On Oct. 13, 2009, my daughter Tyesha was following through on one of the hardest decisions anyone ever has to make. She was in an abusive relationship, decided to leave and, finally, she was ready to do it. Months before, Tyesha had obtained a protective order against the father of her children.

To protect herself and her children, she decided she needed to leave her home.

However, Tyesha would never get the chance to do so.

On that October day, as Tyesha got ready to leave, her ex-partner entered the home with a gun. Tyesha was shot and killed, as was a friend, who had been helping her pack up her belongings.

Her children, ages 2 years and 5 months, would grow up without their mom. I would never get to hug my daughter tight again. I was devastated ― I am still devastated. It is unbearably frustrating that my daughter had taken the right steps and was so very close to starting her life over, only to have it all taken by a domestic abuser with a gun.

As time went on, it became clear that I was not alone in my grief. Last week marked National Gun Violence Survivors Week, and sadly, there are far too many survivors in this country with stories similar to my own. National Gun Violence Survivors Week focuses on sharing and amplifying the stories of gun violence survivors who live with the impact of gun violence every day of the year.

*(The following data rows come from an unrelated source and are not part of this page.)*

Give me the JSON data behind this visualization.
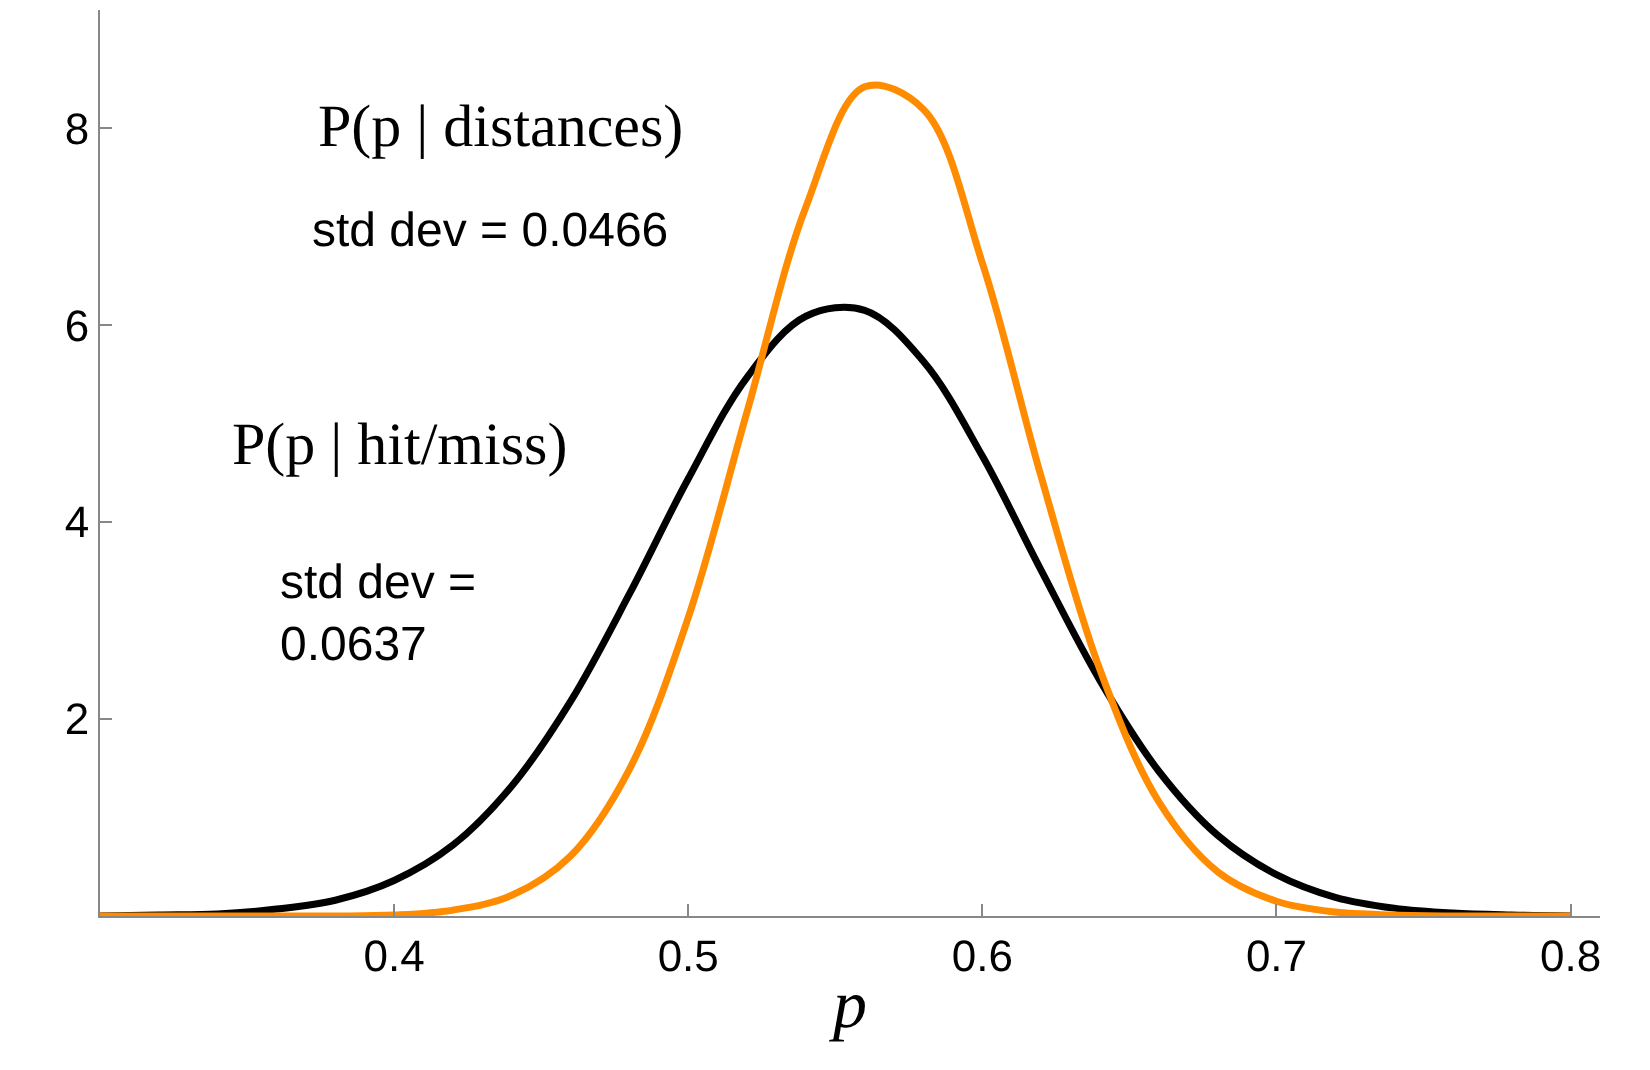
{
  "chart_data": {
    "type": "line",
    "xlabel": "p",
    "x": [
      0.3,
      0.32,
      0.34,
      0.36,
      0.38,
      0.4,
      0.42,
      0.44,
      0.46,
      0.48,
      0.5,
      0.52,
      0.54,
      0.56,
      0.58,
      0.6,
      0.62,
      0.64,
      0.66,
      0.68,
      0.7,
      0.72,
      0.74,
      0.76,
      0.78,
      0.8
    ],
    "series": [
      {
        "color": "#000000",
        "values": [
          0,
          0.01,
          0.02,
          0.07,
          0.16,
          0.36,
          0.72,
          1.32,
          2.18,
          3.27,
          4.44,
          5.47,
          6.09,
          6.15,
          5.63,
          4.67,
          3.51,
          2.39,
          1.47,
          0.82,
          0.42,
          0.19,
          0.08,
          0.03,
          0.01,
          0
        ]
      },
      {
        "color": "#ff8c00",
        "values": [
          0,
          0,
          0,
          0,
          0,
          0.01,
          0.06,
          0.21,
          0.61,
          1.49,
          3.03,
          5.12,
          7.2,
          8.42,
          8.19,
          6.63,
          4.46,
          2.5,
          1.16,
          0.45,
          0.15,
          0.04,
          0.01,
          0,
          0,
          0
        ]
      }
    ],
    "annotations": [
      "P(p | distances)",
      "std dev = 0.0466",
      "P(p | hit/miss)",
      "std dev =\n0.0637"
    ],
    "xlim": [
      0.3,
      0.81
    ],
    "ylim": [
      0,
      9.2
    ],
    "xticks": [
      0.4,
      0.5,
      0.6,
      0.7,
      0.8
    ],
    "yticks": [
      2,
      4,
      6,
      8
    ],
    "marker": "none",
    "line_style": "solid"
  }
}
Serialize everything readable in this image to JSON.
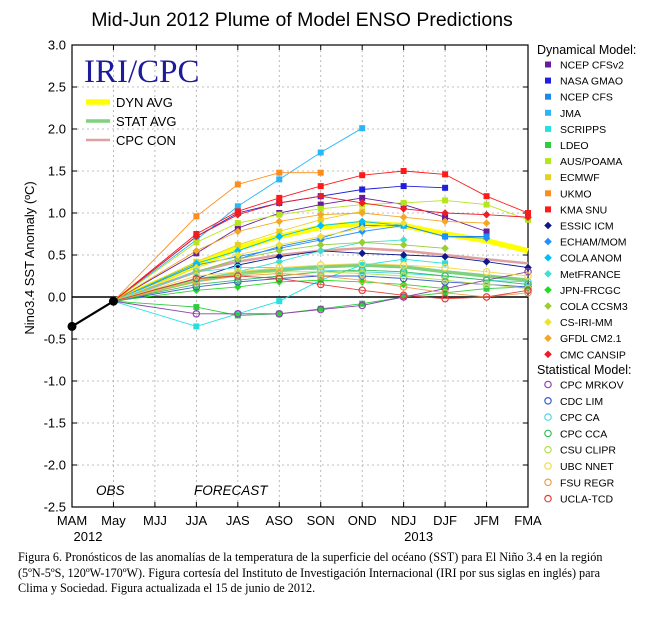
{
  "chart_data": {
    "type": "line",
    "title": "Mid-Jun 2012 Plume of Model ENSO Predictions",
    "ylabel": "Nino3.4 SST Anomaly (ºC)",
    "xlabel": "",
    "categories": [
      "MAM",
      "May",
      "MJJ",
      "JJA",
      "JAS",
      "ASO",
      "SON",
      "OND",
      "NDJ",
      "DJF",
      "JFM",
      "FMA"
    ],
    "year_labels": [
      "2012",
      "2013"
    ],
    "ylim": [
      -2.5,
      3.0
    ],
    "yticks": [
      "3.0",
      "2.5",
      "2.0",
      "1.5",
      "1.0",
      "0.5",
      "0.0",
      "-0.5",
      "-1.0",
      "-1.5",
      "-2.0",
      "-2.5"
    ],
    "grid": true,
    "annotations": {
      "obs": "OBS",
      "forecast": "FORECAST"
    },
    "logo": "IRI/CPC",
    "averages": [
      {
        "name": "DYN AVG",
        "color": "#ffff00",
        "values": [
          null,
          -0.05,
          null,
          0.38,
          0.58,
          0.72,
          0.83,
          0.88,
          0.85,
          0.75,
          0.67,
          0.55
        ]
      },
      {
        "name": "STAT AVG",
        "color": "#7fd07f",
        "values": [
          null,
          -0.05,
          null,
          0.2,
          0.28,
          0.32,
          0.36,
          0.38,
          0.36,
          0.3,
          0.25,
          0.2
        ]
      },
      {
        "name": "CPC CON",
        "color": "#e0a0a0",
        "values": [
          null,
          -0.05,
          null,
          0.3,
          0.42,
          0.5,
          0.55,
          0.58,
          0.55,
          0.5,
          0.45,
          0.4
        ]
      }
    ],
    "obs": {
      "name": "OBS",
      "color": "#000000",
      "values": [
        -0.35,
        -0.05
      ]
    },
    "legend_dynamical_title": "Dynamical Model:",
    "legend_statistical_title": "Statistical Model:",
    "series": [
      {
        "name": "NCEP CFSv2",
        "group": "dyn",
        "color": "#6a1b9a",
        "values": [
          null,
          -0.05,
          null,
          0.52,
          0.82,
          1.0,
          1.1,
          1.18,
          1.1,
          0.95,
          0.78,
          null
        ]
      },
      {
        "name": "NASA GMAO",
        "group": "dyn",
        "color": "#1f1fdc",
        "values": [
          null,
          -0.05,
          null,
          0.72,
          1.0,
          1.12,
          1.2,
          1.28,
          1.32,
          1.3,
          null,
          null
        ]
      },
      {
        "name": "NCEP CFS",
        "group": "dyn",
        "color": "#1e88e5",
        "values": [
          null,
          -0.05,
          null,
          0.3,
          0.45,
          0.6,
          0.7,
          0.85,
          0.85,
          0.72,
          0.72,
          null
        ]
      },
      {
        "name": "JMA",
        "group": "dyn",
        "color": "#29b6f6",
        "values": [
          null,
          -0.05,
          null,
          0.68,
          1.08,
          1.4,
          1.72,
          2.01,
          null,
          null,
          null,
          null
        ]
      },
      {
        "name": "SCRIPPS",
        "group": "dyn",
        "color": "#26e0e0",
        "values": [
          null,
          -0.05,
          null,
          -0.35,
          -0.2,
          -0.05,
          0.2,
          0.38,
          0.45,
          0.4,
          null,
          null
        ]
      },
      {
        "name": "LDEO",
        "group": "dyn",
        "color": "#2ecc40",
        "values": [
          null,
          -0.05,
          null,
          -0.12,
          -0.22,
          -0.2,
          -0.14,
          -0.08,
          0.0,
          0.05,
          0.1,
          0.12
        ]
      },
      {
        "name": "AUS/POAMA",
        "group": "dyn",
        "color": "#b5e61d",
        "values": [
          null,
          -0.05,
          null,
          0.65,
          0.88,
          0.98,
          1.05,
          1.1,
          1.12,
          1.15,
          1.1,
          0.92
        ]
      },
      {
        "name": "ECMWF",
        "group": "dyn",
        "color": "#e6d21a",
        "values": [
          null,
          -0.05,
          null,
          0.42,
          0.62,
          0.78,
          0.92,
          1.02,
          null,
          null,
          null,
          null
        ]
      },
      {
        "name": "UKMO",
        "group": "dyn",
        "color": "#ff8c1a",
        "values": [
          null,
          -0.05,
          null,
          0.96,
          1.34,
          1.48,
          1.48,
          null,
          null,
          null,
          null,
          null
        ]
      },
      {
        "name": "KMA SNU",
        "group": "dyn",
        "color": "#ff1a1a",
        "values": [
          null,
          -0.05,
          null,
          0.75,
          1.02,
          1.18,
          1.32,
          1.45,
          1.5,
          1.46,
          1.2,
          1.0
        ]
      },
      {
        "name": "ESSIC ICM",
        "group": "dyn",
        "color": "#0d1a8c",
        "values": [
          null,
          -0.05,
          null,
          0.22,
          0.38,
          0.48,
          0.55,
          0.52,
          0.5,
          0.48,
          0.42,
          0.35
        ]
      },
      {
        "name": "ECHAM/MOM",
        "group": "dyn",
        "color": "#1e90ff",
        "values": [
          null,
          -0.05,
          null,
          0.38,
          0.48,
          0.58,
          0.68,
          0.78,
          0.85,
          0.72,
          0.7,
          null
        ]
      },
      {
        "name": "COLA ANOM",
        "group": "dyn",
        "color": "#00bfff",
        "values": [
          null,
          -0.05,
          null,
          0.4,
          0.55,
          0.72,
          0.85,
          0.9,
          0.85,
          null,
          null,
          null
        ]
      },
      {
        "name": "MetFRANCE",
        "group": "dyn",
        "color": "#40e0d0",
        "values": [
          null,
          -0.05,
          null,
          0.18,
          0.3,
          0.42,
          0.55,
          0.65,
          0.68,
          null,
          null,
          null
        ]
      },
      {
        "name": "JPN-FRCGC",
        "group": "dyn",
        "color": "#22dd22",
        "values": [
          null,
          -0.05,
          null,
          0.08,
          0.12,
          0.18,
          0.2,
          0.18,
          0.15,
          0.1,
          null,
          null
        ]
      },
      {
        "name": "COLA CCSM3",
        "group": "dyn",
        "color": "#9acd32",
        "values": [
          null,
          -0.05,
          null,
          0.3,
          0.45,
          0.55,
          0.62,
          0.65,
          0.62,
          0.58,
          null,
          null
        ]
      },
      {
        "name": "CS-IRI-MM",
        "group": "dyn",
        "color": "#f0e030",
        "values": [
          null,
          -0.05,
          null,
          0.35,
          0.5,
          0.62,
          0.72,
          0.82,
          0.88,
          null,
          null,
          null
        ]
      },
      {
        "name": "GFDL CM2.1",
        "group": "dyn",
        "color": "#f5a623",
        "values": [
          null,
          -0.05,
          null,
          0.55,
          0.78,
          0.9,
          0.98,
          1.0,
          0.95,
          0.9,
          0.88,
          null
        ]
      },
      {
        "name": "CMC CANSIP",
        "group": "dyn",
        "color": "#ee1c25",
        "values": [
          null,
          -0.05,
          null,
          0.72,
          0.98,
          1.12,
          1.2,
          1.12,
          1.05,
          1.0,
          0.98,
          0.95
        ]
      },
      {
        "name": "CPC MRKOV",
        "group": "stat",
        "color": "#8e44ad",
        "values": [
          null,
          -0.05,
          null,
          -0.2,
          -0.2,
          -0.2,
          -0.15,
          -0.1,
          0.0,
          0.1,
          0.2,
          0.3
        ]
      },
      {
        "name": "CDC LIM",
        "group": "stat",
        "color": "#3a5fcd",
        "values": [
          null,
          -0.05,
          null,
          0.12,
          0.18,
          0.22,
          0.25,
          0.25,
          0.22,
          0.18,
          0.15,
          0.12
        ]
      },
      {
        "name": "CPC CA",
        "group": "stat",
        "color": "#4fd8e8",
        "values": [
          null,
          -0.05,
          null,
          0.3,
          0.35,
          0.35,
          0.32,
          0.3,
          0.28,
          0.25,
          0.2,
          0.18
        ]
      },
      {
        "name": "CPC CCA",
        "group": "stat",
        "color": "#36c060",
        "values": [
          null,
          -0.05,
          null,
          0.15,
          0.2,
          0.25,
          0.3,
          0.32,
          0.3,
          0.25,
          0.2,
          0.15
        ]
      },
      {
        "name": "CSU CLIPR",
        "group": "stat",
        "color": "#b8e04a",
        "values": [
          null,
          -0.05,
          null,
          0.2,
          0.28,
          0.3,
          0.3,
          0.28,
          0.25,
          0.2,
          0.15,
          0.1
        ]
      },
      {
        "name": "UBC NNET",
        "group": "stat",
        "color": "#f2d94e",
        "values": [
          null,
          -0.05,
          null,
          0.25,
          0.3,
          0.35,
          0.38,
          0.4,
          0.38,
          0.35,
          0.3,
          0.25
        ]
      },
      {
        "name": "FSU REGR",
        "group": "stat",
        "color": "#f0a050",
        "values": [
          null,
          -0.05,
          null,
          0.18,
          0.25,
          0.28,
          0.25,
          0.2,
          0.12,
          0.05,
          0.0,
          0.05
        ]
      },
      {
        "name": "UCLA-TCD",
        "group": "stat",
        "color": "#e04040",
        "values": [
          null,
          -0.05,
          null,
          0.22,
          0.25,
          0.22,
          0.15,
          0.08,
          0.02,
          -0.02,
          0.0,
          0.08
        ]
      }
    ]
  },
  "caption": "Figura 6.  Pronósticos de las anomalías de la temperatura de la superficie del océano (SST) para El Niño 3.4 en la región (5ºN-5ºS, 120ºW-170ºW).  Figura cortesía del Instituto de Investigación Internacional (IRI por sus siglas en inglés) para Clima y Sociedad. Figura actualizada el 15 de junio  de 2012."
}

Every month, at least 52 women in the U.S. are shot and killed by current or former intimate partners. Research shows that there are about 4.5 million women living in America who have been threatened with a gun by an intimate partner. In Kansas, nearly 3 out of every 5 intimate partner homicides involve a firearm. Learning all this was a wakeup call. My pain may never lessen, but I have a choice in what I do with my heartbreak. I get to choose how to honor my daughter’s legacy, and I choose to take action.

Kansas is one of 29 states that prohibit dangerous abusers from possessing guns. However, the law does not require domestic abusers to turn in the guns they may already have. Adding a process for abusers to relinquish firearms they may already possess would give law enforcement officers the tools they need to ensure domestic abusers in Kansas don’t have easy access to guns. Adding this provision could help save more women like Tyesha, and lawmakers have the power — and obligation — to help protect women and children.

For more than a decade, I’ve had to live without my daughter and my grandchildren without their mother. They say time heals all wounds, but there will always be a hole in my heart that my daughter once filled. Some days, just the thought of getting out of bed is too much. But I know Tyesha would want me to live my life, love my granddaughters and work to make this world a better place.

The only thing to keep my grief at bay is to make sure others never have to feel the same, and each time I share my story in honor of Tyesha’s life and for her babies, I feel like I’m moving one step forward toward that reality.

LaTonya Boyd is a 2020 National Survivor Fellow and a volunteer with the Kansas Chapter of Moms Demand Action for Gun Sense in America.